La existencia de estos infelices es bien ruda y el vulgo, en su odio hacia todo lo que atañe al fisco, ignora que semejante profesión exige paciencia energía y valor. El aduanero ha de resignarse muchas veces a vivir en un puesto solitario, con tres o cuatro camaradas que comparten sus penosos trabajos. Haga el tiempo que quiera en toda estación, de día como de noche ha de recorrer la parte de ribera confiada a su custodia. Fuera de los peligros con que los contrabandistas le amenazan, está expuesto a mil contingencias, debidas a la intemperie de climas inhospitalarios, a la situación de los lugares que frecuenta a los achaques que acarrea soportar el frío y el calor, la lluvia y el sol, dormir en tierra y al raso. Muchas veces, después de una tempestuosa noche de invierno, un aduanero no se presenta en el puesto a la lista de la mañana; sus compañeros le buscan, y acaban por encontrar su cuerpo destrozado al pie de las rocas.

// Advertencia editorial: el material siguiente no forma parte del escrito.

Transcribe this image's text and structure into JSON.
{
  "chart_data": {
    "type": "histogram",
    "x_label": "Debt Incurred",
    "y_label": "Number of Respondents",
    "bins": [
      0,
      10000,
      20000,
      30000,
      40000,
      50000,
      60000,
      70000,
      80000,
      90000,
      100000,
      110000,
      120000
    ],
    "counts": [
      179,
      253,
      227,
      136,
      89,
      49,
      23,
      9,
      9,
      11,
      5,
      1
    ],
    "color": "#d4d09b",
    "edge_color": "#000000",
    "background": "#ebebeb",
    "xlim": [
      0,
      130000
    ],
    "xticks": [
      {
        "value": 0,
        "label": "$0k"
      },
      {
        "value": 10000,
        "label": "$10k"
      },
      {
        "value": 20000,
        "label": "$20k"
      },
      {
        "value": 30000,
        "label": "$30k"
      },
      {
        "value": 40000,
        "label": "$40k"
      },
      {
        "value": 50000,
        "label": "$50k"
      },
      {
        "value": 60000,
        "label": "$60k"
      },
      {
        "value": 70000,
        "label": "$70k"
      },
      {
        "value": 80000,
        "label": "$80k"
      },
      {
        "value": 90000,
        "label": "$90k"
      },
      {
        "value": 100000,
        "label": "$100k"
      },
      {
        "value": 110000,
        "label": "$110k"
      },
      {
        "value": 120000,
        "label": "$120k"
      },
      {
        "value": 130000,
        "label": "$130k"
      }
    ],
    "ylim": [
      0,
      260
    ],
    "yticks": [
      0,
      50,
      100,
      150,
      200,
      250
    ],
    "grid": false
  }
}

A esta clase de modestos funcionarios pertenecía un individuo de unos cincuenta años, que con los brazos cruzados sobre el pecho, contemplaba el mar, desde lo alto de una escarpa situada a una media legua de Tréport. Dicho sujeto, que vestía el uniforme de aduanero, en el que ostentaba los galones de cabo, tenía ese cutis bronceado y curtido, propio de los que se hallan sometidos a diario a la acción de la brisa marina. Varias arrugas surcaban su frente y sus sienes, en las que se destacaban algunos mechones de cabellos grises. Su estatura alcanzaba casi a los seis pies; pero era seco, enjuto, sin que tal delgadez alterara en nada el vigor de su constitución. La dulzura de su fisonomía revelaba rectitud y bondad; era la fuerza ignorándose a sí misma. Sus ojos, de un azul claro, tenían una expresión soñadora y melancólica un destello de inteligencia por decirlo así, que contrastaba con los hábitos, bien poco poéticos, de su profesión.
El cabo Maillard, o más bien el gran Maillard, como se le llamaba fuera del servicio, tenía una historia sencilla y conmovedora. Su padre, pescador bien acomodado, pereció en un naufragio, en las costas de Islandia con la embarcación que contenía todo su haber. Se encontró huérfano a la edad de quince años, y protector único de una hermana menor que él. Maillard, que se preparaba entonces para sufrir los exámenes de capitán de alto bordo, aceptó animosamente la misión de sacrificio que la Providencia parecía imponerle. Abandonó sus estudios, se embarcó en un navío mercante, y con el producto de su trabajo pudo sufragar la modesta pensión de su hermana en su pueblo natal. Más tarde pasó al servicio del Estado, pero sin cesar de dedicar la totalidad de sus ingresos al bienestar de aquella hermana querida. Así, toda su juventud se consumió en las privaciones y en las más rudas fatigas.